As more companies in the Philippines, particularly those in the retail sector, embrace digital transformation, a cybersecurity plan should be in place as retail firms make the online transition. When it comes to security, it is crucial to acknowledge that all POS systems pose some level of risk. Many attackers are simply looking for targets by exploiting vulnerable systems and launching automated attacks on their POS environments.
The Covid-19 pandemic has increased pressure on global and local businesses to “transform” in order to remain competitive. However, according to a cybersecurity firm, this transformation should be accompanied by a solid cybersecurity strategy. With retail shifting much of its business online, many have considered adopting software-defined wide-area network (SD-WAN) technology to get the high-speed connectivity they need for their various POS systems and applications, as per the country manager of a cybersecurity firm in the Philippines.
The executive added that this new solution, however, may “open” the business networks of retails firms “to new vulnerabilities and threats and that retailers need to find a better way to secure their network environment.”
Point-of-sale (POS) malware is now one of the cybercriminals’ primary sources of stolen payment cards. Despite making headlines in the last year, the POS malware threat has been slowly germinating since 2005.
The Manager of Systems Engineering at the global security and provider in the Philippines said retail firms continue to face the challenges of digital transformation, including managing risks and compliance, having end-to-end visibility, and operational efficiency. On top of these challenges, he said, retail firms must also address cybersecurity issues. One very common issue is data security: data stored in retail firms’ point-of-sale (POS) devices and in the cloud are “a common and lucrative target for cybercriminals.”
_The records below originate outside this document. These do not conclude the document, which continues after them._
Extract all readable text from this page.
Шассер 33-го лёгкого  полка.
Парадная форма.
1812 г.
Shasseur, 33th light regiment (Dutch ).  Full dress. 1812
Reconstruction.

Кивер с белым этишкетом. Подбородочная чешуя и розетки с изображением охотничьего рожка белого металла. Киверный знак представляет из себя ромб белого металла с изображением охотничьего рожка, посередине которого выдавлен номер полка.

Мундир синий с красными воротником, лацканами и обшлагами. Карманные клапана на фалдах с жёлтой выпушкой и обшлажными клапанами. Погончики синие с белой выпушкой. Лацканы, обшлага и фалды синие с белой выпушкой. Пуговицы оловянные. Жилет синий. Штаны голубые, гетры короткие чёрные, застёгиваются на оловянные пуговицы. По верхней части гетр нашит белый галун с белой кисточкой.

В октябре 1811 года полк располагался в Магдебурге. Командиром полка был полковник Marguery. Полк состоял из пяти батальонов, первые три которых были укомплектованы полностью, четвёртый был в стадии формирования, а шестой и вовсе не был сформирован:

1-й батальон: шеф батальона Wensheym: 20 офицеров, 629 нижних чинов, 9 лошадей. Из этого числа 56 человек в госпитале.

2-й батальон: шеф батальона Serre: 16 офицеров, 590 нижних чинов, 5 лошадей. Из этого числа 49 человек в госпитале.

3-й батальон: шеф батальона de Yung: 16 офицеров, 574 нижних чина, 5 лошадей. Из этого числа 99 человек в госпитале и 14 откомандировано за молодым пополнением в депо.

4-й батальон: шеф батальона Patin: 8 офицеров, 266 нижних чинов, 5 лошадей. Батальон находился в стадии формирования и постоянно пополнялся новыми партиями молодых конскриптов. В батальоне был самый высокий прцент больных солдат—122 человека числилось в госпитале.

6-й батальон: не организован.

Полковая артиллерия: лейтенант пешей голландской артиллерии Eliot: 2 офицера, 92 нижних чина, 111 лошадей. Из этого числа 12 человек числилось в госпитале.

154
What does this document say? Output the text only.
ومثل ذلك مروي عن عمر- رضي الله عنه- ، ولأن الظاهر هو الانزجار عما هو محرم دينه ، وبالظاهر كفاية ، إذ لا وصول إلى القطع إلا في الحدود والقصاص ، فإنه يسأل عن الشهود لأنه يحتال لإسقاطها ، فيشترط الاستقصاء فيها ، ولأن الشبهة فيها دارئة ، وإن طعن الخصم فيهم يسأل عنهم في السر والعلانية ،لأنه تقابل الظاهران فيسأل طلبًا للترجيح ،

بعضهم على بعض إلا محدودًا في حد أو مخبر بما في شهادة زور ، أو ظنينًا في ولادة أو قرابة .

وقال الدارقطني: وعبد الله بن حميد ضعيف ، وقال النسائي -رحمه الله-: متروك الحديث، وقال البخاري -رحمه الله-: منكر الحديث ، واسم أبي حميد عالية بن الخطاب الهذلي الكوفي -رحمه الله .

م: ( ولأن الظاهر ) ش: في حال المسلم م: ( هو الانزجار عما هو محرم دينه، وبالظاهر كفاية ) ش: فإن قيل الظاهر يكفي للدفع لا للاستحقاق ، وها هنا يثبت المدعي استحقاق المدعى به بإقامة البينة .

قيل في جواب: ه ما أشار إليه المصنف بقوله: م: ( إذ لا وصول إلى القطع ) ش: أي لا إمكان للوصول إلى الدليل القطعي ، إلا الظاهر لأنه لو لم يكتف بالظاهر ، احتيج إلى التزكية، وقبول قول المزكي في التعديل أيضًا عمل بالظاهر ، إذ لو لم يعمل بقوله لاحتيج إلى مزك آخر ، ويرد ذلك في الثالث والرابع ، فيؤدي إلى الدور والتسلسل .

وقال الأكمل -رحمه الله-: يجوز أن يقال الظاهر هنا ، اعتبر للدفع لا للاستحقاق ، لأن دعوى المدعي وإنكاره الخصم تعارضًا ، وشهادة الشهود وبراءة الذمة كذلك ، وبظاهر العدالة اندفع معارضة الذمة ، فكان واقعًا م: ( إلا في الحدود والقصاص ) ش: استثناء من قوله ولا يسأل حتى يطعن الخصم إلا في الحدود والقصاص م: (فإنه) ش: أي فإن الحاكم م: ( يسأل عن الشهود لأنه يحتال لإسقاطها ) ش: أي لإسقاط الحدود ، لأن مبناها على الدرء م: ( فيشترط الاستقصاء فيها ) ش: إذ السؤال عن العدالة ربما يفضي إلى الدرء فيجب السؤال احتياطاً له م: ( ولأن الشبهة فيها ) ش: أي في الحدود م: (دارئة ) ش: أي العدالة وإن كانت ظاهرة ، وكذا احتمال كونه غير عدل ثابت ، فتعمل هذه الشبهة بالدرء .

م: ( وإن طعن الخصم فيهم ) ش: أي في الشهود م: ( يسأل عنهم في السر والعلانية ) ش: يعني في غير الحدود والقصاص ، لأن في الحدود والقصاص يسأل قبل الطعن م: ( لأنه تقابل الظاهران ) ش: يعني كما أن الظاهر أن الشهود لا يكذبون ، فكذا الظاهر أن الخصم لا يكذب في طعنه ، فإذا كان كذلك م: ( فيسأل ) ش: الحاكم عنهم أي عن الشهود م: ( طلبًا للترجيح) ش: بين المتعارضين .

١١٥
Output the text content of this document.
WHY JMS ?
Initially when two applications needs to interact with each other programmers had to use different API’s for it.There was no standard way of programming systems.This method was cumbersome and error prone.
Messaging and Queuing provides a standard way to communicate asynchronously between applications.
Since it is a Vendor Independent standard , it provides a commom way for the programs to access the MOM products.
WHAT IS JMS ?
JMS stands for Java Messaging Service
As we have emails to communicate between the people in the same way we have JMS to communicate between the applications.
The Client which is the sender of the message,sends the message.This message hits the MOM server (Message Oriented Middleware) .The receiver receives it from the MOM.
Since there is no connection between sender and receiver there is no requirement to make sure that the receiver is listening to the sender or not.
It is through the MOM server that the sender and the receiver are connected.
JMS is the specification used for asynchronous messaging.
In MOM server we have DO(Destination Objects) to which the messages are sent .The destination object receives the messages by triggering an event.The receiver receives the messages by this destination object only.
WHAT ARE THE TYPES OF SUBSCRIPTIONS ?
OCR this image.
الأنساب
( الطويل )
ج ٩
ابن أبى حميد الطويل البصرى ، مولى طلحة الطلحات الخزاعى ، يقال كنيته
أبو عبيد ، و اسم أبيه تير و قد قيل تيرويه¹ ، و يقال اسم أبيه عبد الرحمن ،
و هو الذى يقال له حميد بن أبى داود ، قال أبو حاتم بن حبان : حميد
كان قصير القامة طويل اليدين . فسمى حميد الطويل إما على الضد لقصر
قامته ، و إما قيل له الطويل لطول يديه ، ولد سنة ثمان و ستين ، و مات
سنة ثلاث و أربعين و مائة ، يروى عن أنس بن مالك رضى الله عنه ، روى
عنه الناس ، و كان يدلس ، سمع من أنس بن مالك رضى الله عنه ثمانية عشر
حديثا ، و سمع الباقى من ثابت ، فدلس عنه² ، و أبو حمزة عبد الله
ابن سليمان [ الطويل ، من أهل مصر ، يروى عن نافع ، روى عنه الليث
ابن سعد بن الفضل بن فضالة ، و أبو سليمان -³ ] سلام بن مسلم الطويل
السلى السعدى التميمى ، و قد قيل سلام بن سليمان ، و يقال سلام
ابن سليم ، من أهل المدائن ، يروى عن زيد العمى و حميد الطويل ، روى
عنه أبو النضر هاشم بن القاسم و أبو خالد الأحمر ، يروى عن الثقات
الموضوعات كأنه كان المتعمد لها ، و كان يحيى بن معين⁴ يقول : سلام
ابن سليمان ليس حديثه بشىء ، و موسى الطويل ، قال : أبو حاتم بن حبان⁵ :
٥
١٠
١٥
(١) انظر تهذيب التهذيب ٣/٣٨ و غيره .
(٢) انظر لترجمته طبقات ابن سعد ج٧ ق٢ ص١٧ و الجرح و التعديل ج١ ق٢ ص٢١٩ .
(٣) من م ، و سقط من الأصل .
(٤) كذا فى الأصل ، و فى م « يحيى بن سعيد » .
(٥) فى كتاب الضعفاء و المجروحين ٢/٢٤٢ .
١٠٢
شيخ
According to the security and network provider, “for retailers to achieve security proficiency, maintain PCI compliance, and stay up to date with ever-changing data privacy regulations, their information technology (IT)T teams require extensive visibility and control across environments.” Considering the number of devices and POS systems dispersed across store locations, it can be easy for security teams to lose track of what they’re meant to protect – therefore, end-to-end visibility must be achieved early on, and continuously maintained, in any retail cybersecurity plan, the company said.
This necessitates an integrated security fabric that enforces consistency across the entire attack surface; it should also enable centralised and consolidated management and control, even in the largest distributed retail networks. There are numerous ways for a POS to prevent data breaches or accidental data misuse. If your point of sale is used to collect customer data, such as contact or payment information, your company will be held liable in the event of a data breach.
As a result, many retailers now use network-level encryption even within their own networks. While that change safeguarded the data as it moved from one system to the next, credit card numbers are not encrypted in the systems themselves and can still be found in plain text within the memory of the POS system and other computer systems responsible for processing or passing on the data. Because of this vulnerability, “RAM-scraping” malware has emerged, allowing attackers to extract data from memory while the data is being processed inside the terminal rather than when the data is travelling through the network.
The manager also stated that it will depend on the requirement of a local retailer. The executive said local retailers can start “small.” Perhaps they can secure a few servers or secure a subscription-based security plan, he added. The company further said, “the evolving nature of technology and changing consumer expectations is a constant — something retailers quite simply must embrace or avoid falling behind.” For businesses to survive in this new era, they must adapt and accept that their success ultimately hinges on how well they can utilise digital technology in its many forms, the company noted.